Brilliant, highly recommended November 5, 2008 1 out of 2 found this review helpful
I agree with another reviewer who has questioned how anyone could give this book just one star. I thought it was great, funny in parts, sad, mysterious, tragic with bucket loads of plot twists. I only wish I could write like Kate Atkinson. I could not put this book down.
Bloody brilliant October 16, 2008 0 out of 1 found this review helpful
How could anyone not have just thoroughly enjoyed this??????
Every time a link was made between the characters I found myself smirking (sometimes snorting)and nodding with enjoyment (nice image?)....especially the final connection - I'd been asking what about Paul Brady all the way through...glad I got my answer.
The book also packs many poignant punches with the (insightful) character behaviours and thoughts. Great caricatures. Love em. So amusing because they are so believable and therefore almost predictable.
Have decided Kate Atkinson is my new imaginary friend. I'll sit her next to Tracey Emin.
Emotionally thin October 5, 2008 1 out of 1 found this review helpful
What a disappointment after Kate Atkinson's Case Histories, where Jackson Brodie made his appearance. Case Histories had the thrill of the quest and the art of detection, played out by emotionally weird yet disturbingly real families and individuals. It was quite outside genre.
One Good Turn takes place in Iain Rankin land but really, are any of the characters even as believable as Rankin's "Big Mo" Rafferty? Brodie's character seems to be slipping into the background; the hero Martin Canning is not quite believable and not quite interesting either. Rankin, le Carre and Eric Ambler can do the innocent caught up in horrible events; Atkinson evidently can't, though like most reviewers I did read the book to the end, and quite fast too.
No coincidence, surely, that in the novel Canning is being hectored by a publisher's editor to churn out fast-selling, mediocre thrillers.
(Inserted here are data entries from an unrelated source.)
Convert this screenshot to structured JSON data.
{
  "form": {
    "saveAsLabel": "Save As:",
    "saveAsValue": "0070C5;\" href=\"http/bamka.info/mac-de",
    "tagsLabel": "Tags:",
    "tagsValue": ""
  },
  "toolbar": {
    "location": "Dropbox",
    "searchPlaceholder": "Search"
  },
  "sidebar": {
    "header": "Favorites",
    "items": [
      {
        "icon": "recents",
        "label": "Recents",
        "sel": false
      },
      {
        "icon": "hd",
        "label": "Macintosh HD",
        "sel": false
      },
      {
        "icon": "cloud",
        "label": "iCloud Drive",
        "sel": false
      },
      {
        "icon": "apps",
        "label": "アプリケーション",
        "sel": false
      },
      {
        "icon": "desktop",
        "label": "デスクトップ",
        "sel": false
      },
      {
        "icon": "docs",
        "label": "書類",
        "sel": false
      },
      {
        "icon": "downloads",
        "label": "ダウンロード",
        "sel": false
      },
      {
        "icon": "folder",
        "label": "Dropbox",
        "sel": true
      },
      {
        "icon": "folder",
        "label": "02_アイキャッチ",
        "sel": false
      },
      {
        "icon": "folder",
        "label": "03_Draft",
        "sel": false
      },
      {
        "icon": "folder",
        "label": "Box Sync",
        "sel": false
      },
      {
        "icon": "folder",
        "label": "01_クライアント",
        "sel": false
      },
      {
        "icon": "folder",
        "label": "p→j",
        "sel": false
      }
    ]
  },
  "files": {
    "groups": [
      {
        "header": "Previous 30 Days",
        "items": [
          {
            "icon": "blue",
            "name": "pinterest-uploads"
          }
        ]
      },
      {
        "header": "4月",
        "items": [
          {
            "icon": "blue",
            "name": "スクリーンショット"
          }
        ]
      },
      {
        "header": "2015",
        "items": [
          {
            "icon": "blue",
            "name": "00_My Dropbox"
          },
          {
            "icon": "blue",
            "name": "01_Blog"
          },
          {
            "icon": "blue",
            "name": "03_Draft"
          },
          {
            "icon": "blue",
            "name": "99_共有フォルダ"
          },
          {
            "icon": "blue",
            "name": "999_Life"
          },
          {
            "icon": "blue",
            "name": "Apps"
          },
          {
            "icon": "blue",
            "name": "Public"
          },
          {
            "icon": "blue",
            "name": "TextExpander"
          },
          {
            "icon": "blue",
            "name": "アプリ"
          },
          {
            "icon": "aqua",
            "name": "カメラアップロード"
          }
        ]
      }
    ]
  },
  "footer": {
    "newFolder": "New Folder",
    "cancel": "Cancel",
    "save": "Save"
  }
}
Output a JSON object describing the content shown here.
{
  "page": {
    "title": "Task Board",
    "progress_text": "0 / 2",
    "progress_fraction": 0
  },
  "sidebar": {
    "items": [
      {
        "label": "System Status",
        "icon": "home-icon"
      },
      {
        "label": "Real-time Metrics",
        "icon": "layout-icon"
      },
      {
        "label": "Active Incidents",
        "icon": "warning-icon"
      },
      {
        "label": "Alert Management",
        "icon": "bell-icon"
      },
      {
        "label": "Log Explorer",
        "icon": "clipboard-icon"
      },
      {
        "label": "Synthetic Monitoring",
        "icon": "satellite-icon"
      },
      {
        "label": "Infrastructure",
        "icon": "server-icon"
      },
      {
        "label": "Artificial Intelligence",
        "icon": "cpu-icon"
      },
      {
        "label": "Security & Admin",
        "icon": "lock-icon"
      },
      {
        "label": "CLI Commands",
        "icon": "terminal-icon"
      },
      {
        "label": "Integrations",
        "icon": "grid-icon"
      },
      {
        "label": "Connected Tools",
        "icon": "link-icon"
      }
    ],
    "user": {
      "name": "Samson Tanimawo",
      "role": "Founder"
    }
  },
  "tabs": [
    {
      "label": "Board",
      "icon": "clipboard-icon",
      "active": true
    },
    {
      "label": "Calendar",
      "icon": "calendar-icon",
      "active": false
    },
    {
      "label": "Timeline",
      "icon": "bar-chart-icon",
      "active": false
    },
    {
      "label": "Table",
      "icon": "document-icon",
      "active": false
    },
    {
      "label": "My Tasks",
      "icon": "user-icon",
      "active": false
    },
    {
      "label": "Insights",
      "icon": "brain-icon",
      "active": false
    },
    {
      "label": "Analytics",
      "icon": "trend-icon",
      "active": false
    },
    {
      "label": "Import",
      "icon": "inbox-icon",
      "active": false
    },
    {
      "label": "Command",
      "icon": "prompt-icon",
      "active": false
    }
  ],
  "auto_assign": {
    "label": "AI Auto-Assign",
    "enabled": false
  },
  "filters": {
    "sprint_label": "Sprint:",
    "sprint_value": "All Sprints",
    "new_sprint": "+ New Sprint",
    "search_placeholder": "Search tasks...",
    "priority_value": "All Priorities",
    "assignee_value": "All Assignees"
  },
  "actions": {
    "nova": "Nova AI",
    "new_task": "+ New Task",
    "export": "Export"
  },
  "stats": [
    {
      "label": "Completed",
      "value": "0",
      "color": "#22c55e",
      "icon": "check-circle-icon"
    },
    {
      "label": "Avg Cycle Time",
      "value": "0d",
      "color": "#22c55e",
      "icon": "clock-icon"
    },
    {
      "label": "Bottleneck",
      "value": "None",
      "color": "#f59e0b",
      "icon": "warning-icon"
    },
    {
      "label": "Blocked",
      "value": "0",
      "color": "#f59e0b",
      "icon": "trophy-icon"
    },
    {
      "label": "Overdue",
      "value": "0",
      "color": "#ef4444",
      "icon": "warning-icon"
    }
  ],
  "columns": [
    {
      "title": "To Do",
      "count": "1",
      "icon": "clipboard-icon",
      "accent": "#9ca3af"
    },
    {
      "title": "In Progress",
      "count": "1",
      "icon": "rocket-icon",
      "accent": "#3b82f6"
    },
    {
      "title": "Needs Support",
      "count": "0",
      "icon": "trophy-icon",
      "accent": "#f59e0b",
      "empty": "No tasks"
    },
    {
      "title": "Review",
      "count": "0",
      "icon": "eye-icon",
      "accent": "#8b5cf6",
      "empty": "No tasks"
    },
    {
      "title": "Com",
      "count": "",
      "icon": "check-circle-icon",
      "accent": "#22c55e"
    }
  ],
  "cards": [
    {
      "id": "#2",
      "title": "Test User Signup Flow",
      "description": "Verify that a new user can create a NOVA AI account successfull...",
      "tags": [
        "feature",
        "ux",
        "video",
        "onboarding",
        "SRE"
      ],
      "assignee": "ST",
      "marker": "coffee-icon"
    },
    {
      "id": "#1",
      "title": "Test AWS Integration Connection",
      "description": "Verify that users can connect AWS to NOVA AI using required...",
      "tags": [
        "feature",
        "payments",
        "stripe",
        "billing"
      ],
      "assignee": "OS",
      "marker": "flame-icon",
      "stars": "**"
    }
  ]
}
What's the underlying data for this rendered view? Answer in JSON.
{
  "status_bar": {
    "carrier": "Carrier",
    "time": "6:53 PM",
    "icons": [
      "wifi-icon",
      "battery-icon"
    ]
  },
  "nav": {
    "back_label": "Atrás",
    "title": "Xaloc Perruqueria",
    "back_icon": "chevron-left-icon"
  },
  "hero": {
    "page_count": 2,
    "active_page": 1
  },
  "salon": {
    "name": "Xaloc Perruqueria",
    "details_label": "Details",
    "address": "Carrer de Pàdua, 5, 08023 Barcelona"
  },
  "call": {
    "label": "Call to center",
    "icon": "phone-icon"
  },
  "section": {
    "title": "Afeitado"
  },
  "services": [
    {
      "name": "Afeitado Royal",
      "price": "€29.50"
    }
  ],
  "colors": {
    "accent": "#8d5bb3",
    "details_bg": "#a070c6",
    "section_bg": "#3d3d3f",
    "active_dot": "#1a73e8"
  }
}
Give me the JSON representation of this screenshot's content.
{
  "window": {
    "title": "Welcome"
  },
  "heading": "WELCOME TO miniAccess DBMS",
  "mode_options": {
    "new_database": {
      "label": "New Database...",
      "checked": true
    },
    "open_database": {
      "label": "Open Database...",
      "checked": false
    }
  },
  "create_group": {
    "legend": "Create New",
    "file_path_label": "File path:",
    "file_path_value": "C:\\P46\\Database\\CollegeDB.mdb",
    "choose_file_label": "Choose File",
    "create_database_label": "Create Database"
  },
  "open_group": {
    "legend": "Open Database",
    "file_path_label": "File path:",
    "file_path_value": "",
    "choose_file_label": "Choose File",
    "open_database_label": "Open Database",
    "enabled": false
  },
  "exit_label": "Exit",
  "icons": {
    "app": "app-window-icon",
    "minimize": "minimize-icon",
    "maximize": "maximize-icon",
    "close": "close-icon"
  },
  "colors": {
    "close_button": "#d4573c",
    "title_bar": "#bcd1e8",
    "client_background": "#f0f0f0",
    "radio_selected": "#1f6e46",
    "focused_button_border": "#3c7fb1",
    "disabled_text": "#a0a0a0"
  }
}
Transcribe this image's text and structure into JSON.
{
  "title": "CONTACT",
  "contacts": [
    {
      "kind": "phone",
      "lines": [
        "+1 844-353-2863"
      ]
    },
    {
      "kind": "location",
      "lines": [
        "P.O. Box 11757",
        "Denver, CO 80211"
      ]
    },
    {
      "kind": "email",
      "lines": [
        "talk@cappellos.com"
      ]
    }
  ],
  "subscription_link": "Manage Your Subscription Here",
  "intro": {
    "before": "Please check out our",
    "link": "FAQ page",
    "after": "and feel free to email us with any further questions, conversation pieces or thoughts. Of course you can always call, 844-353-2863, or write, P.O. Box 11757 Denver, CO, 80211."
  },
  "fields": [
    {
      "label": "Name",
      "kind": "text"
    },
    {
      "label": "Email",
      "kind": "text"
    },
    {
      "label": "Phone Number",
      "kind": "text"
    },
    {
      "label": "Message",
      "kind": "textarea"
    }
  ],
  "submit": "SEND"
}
Finally, I can live without English authors "doing" Edinburgh with a surfeit of name dropping and nonsense (maybe in another of her books) about "presbyterian genes".
What Grows From One Incident September 16, 2008 0 out of 1 found this review helpful
A road rage incident is witnessed by a queue of people outside a lunchtime show at the Edinburgh Festival. The novel weaves together the seemingly disparate stories of some of the witnesses, all increasingly interlinking as the narrative unfolds. The characters themselves at first, each in their seemingly disjointed and episodic narratives, all seem like typical thriller stereotypes. There is the wife of an unscrupulous and unfaithful property developer, a wimpish crime writer, a single-mother policewoman with a son on the verge of villainy, and Jackson Brodie: ex-army, ex-police, ex-private-eye and - at first - almost a walking cliche. However, Atkinson, with deft touches of characterisation, breathes life and credibility into these various characters and weaves together the stories wittily and masterfully, akin to the set of nested Russian dolls that feature in the narrative. Atkinson creates a novel here that succeeds both as a thriller and as a study of character through emotional drama that would put many a so-called `literary novel' to shame.